Wäre in jedem Fall auch meine Wahl


----------



## nick9999 (30. September 2011)

Zusätzlich zu AOE I und II würde ich noch Age of Mythology empfehle, was mit der Titans add-on auch eine Menge Spaß macht


----------



## pibels94 (30. September 2011)

*AW: Strategiespiele für Lan-Party*

Stronghold Crusader und Schlacht um Mittelerde 2!


----------



## Rumpelstilzkin (6. Oktober 2011)

*AW: Strategiespiele für Lan-Party*



nick9999 schrieb:


> Zusätzlich zu AOE I und II würde ich noch Age of Mythology empfehle, was mit der Titans add-on auch eine Menge Spaß macht


 
Auch ne super Wahl!


----------



## -<I am weasel>- (6. Oktober 2011)

*AW: Strategiespiele für Lan-Party*

auf jeden fall company of heroes, wir haben da schon stunden auf lan mit verbracht.


----------



## Fexzz (6. Oktober 2011)

*AW: Strategiespiele für Lan-Party*

World in Conflict!


----------



## TerrorTomato (6. Oktober 2011)

*AW: Strategiespiele für Lan-Party*



Fexzz schrieb:


> World in Conflict!


 Unterschreib!

vor allem bei ordentlichen 8 vs. 8 rockt das richtig. Lustig wird es auch wenn jeder einen Trainer nutzt für unendlich Einheiten, und Zeit.

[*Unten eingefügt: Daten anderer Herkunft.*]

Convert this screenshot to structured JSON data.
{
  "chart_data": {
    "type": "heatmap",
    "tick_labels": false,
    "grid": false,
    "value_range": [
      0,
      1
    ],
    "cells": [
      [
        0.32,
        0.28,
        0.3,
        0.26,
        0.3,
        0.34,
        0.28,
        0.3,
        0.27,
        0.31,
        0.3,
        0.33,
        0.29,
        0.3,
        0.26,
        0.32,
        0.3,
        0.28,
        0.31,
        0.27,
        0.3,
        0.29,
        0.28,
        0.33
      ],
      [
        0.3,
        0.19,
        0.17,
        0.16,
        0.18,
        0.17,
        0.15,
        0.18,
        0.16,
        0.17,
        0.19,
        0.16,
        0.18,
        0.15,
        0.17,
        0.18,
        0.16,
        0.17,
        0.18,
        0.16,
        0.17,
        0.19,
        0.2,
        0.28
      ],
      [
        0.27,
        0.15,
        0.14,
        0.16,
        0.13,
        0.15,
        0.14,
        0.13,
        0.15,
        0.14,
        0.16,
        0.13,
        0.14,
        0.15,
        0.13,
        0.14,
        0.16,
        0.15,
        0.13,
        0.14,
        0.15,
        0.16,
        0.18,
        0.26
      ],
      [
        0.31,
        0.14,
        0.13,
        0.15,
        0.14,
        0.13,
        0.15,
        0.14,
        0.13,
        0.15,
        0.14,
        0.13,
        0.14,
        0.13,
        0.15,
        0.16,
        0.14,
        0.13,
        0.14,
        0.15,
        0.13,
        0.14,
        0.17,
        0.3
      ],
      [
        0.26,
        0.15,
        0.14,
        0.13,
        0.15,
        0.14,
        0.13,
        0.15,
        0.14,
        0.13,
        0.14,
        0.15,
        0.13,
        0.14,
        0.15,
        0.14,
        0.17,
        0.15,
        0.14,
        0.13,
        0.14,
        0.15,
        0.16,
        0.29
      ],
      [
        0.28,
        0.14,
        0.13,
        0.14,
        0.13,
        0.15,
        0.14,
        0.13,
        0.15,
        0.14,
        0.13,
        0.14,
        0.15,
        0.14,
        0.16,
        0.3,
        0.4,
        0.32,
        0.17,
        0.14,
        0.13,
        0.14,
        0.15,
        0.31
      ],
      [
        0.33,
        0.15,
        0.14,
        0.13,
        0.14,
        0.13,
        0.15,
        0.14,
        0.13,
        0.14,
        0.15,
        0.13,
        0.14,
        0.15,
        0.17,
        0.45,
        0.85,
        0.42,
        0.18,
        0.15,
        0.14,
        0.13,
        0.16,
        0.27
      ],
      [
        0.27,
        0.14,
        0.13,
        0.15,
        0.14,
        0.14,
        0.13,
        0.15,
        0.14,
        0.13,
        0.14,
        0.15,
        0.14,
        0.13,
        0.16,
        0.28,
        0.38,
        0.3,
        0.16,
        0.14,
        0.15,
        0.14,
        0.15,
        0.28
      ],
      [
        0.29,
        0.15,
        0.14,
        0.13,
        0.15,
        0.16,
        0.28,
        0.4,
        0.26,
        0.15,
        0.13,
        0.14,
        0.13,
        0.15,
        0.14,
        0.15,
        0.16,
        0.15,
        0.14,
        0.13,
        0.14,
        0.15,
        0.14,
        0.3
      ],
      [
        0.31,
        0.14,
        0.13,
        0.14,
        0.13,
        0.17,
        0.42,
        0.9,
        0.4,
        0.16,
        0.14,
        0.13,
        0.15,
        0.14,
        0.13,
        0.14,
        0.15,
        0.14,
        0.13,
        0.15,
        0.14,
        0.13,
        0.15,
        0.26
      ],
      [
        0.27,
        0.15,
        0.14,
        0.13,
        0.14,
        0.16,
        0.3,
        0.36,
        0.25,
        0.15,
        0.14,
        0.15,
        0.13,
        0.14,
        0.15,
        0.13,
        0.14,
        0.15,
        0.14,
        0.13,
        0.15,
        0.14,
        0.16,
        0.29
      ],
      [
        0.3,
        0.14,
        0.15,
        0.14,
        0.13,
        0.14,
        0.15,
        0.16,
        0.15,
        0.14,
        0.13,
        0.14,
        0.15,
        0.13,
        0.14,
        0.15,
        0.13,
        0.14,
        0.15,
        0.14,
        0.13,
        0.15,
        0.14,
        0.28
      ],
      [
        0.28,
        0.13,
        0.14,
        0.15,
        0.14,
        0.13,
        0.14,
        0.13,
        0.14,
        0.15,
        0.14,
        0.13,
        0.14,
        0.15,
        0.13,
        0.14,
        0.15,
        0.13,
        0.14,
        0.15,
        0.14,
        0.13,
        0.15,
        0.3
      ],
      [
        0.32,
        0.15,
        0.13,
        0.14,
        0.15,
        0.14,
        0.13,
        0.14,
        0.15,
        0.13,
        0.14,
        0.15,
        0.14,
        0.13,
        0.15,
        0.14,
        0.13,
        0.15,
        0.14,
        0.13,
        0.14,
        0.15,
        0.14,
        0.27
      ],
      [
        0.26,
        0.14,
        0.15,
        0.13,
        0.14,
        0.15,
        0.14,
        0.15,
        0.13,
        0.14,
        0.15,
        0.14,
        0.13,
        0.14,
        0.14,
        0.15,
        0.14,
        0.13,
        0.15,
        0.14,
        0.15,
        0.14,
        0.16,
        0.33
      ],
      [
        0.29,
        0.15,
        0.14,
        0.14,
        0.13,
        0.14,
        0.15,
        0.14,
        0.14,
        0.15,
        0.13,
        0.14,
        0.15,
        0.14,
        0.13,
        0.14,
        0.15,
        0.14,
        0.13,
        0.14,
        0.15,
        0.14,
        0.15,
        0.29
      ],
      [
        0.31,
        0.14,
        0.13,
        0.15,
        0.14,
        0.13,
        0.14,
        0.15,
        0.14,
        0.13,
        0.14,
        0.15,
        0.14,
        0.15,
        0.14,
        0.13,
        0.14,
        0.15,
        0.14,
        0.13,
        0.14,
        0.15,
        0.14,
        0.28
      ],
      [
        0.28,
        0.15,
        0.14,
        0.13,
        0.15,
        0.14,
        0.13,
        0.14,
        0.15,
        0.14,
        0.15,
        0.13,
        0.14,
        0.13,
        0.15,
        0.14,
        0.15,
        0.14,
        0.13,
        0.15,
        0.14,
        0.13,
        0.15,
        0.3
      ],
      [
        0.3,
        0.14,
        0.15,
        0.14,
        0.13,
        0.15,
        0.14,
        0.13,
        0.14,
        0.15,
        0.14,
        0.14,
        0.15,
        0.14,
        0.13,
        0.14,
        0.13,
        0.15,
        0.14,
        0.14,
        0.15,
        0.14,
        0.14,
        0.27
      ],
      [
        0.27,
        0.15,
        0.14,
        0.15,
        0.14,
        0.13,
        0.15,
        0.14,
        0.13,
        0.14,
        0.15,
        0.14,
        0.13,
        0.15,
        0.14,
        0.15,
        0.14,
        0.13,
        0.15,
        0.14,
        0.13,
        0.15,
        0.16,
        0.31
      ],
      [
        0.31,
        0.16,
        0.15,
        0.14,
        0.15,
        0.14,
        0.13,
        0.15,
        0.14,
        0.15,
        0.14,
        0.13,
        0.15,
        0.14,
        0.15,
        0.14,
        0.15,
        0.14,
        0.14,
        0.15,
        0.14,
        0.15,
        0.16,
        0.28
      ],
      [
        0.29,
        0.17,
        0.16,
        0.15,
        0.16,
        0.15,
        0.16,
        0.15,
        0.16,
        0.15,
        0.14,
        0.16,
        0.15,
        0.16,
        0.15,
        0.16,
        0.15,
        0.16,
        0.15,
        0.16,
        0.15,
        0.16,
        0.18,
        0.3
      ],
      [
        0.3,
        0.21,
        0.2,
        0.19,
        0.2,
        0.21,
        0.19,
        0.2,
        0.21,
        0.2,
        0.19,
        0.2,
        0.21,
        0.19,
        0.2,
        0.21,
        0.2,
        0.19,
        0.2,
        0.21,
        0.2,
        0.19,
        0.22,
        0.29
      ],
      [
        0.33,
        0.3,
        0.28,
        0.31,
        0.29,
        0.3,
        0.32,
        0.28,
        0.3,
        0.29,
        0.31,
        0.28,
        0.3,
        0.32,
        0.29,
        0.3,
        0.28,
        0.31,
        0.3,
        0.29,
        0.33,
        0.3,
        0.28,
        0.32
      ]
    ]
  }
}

Das rockt erst recht!! Aber nur so lange bis einem vor Lauter einheiten der RAM überläuft und das Spiel sich selbst beendet


----------



## mds51 (13. Oktober 2011)

*AW: Strategiespiele für Lan-Party*

World in Conflict
Schlacht um MIttelerde
Age of Empires
Command and Conquer


----------



## böhser onkel (14. Oktober 2011)

Die Spiele sind geil.

Zu empfhelen


----------



## JensderRoggi (16. Oktober 2011)

deleted


----------



## iP Man (17. Oktober 2011)

*AW: Strategiespiele für Lan-Party*

Warcraft 3, Age of Empires 2, Command and Conquer sind einfach nur pflicht

ansonsten gibt es noch cossacks, empire earth usw.. das sind fast alle das selbe spiel.. gebäude bauen,einheiten erstellen und los gehts 

wenn ich heute auf der lan wäre dann hätte ich die drei oben genannten heute noch gespielt obwohl ich c&c und wc3 noch spiele  
gibs überhaupt neue/aktuelle geile lan games wie früher? mir fällt ehrlich gesagt nichts ein


----------



## firephoenix28 (22. Oktober 2011)

*AW: Strategiespiele für Lan-Party*

cossacks grafik geht garnicht mehr... sieht ja jetzt schrecklich aus

früher wars geil


jetzt immernoch gut: 

-Age of Empires
- Starcraft 2
- Warcraft 3 mit Add-on


----------



## Conqi (22. Oktober 2011)

*AW: Strategiespiele für Lan-Party*

Age of Empires 2 
Stronghold Crusader
Paraworld


----------



## dragooncomet (26. Oktober 2011)

Für Hardcore-Strategen die Spielen von Paradox. Hearts of Iron 2 Doomsday, Europa Universalis 3 mit allen Addons oder Victoria 2.


----------



## paco.g (27. Oktober 2011)

*AW: Strategiespiele für Lan-Party*

Hearts of Iron ist wirklich gut, macht ne Menge Fun auf ner Lan. Nur man sich erstmal ein wenig einspielen und das kann dauern. Das Spiel ist sehr komplex, aber man kann ne Menge von der KI machen lassen.


----------



## Da_Obst (27. Oktober 2011)

*AW: Strategiespiele für Lan-Party*

Die vor mir genannten Titel sind allesamt empfehlenswert 

Ich setz jetzt aber noch "Die Siedler 4" auf die Liste, das spiel ich immer wieder gern wenn ich jemanden dafür begeistern kann ^^
Bis jetzt ist einfach noch kein weiterer Siedler Titel an das Feeling des 4. Teils rangekommen...


----------



## 1975jassi (7. November 2011)

*AW: Strategiespiele für Lan-Party*

Schlacht um Mittelerde finde ich genial.


----------



## Kaid (7. November 2011)

*AW: Strategiespiele für Lan-Party*

Age of Empires 2 darf auf ein Lan Party nicht fehlen !!


----------



## Sasori (9. Dezember 2011)

*AW: Strategiespiele für Lan-Party*

Herr der Ringe Schlacht um Mittelerde 1 und 2


----------



## RaZZ (9. Dezember 2011)

*AW: Strategiespiele für Lan-Party*

Sudden Strike


----------



## scorparc (10. Dezember 2011)

*AW: Strategiespiele für Lan-Party*

Wie schon mehrmals erwähnt, Age of Empires 2 rockt einfach. Ist auf jeder LAN dabei. Wir haben das zu 4 schon mal ca. 10 Stunden am Stück gespielt


----------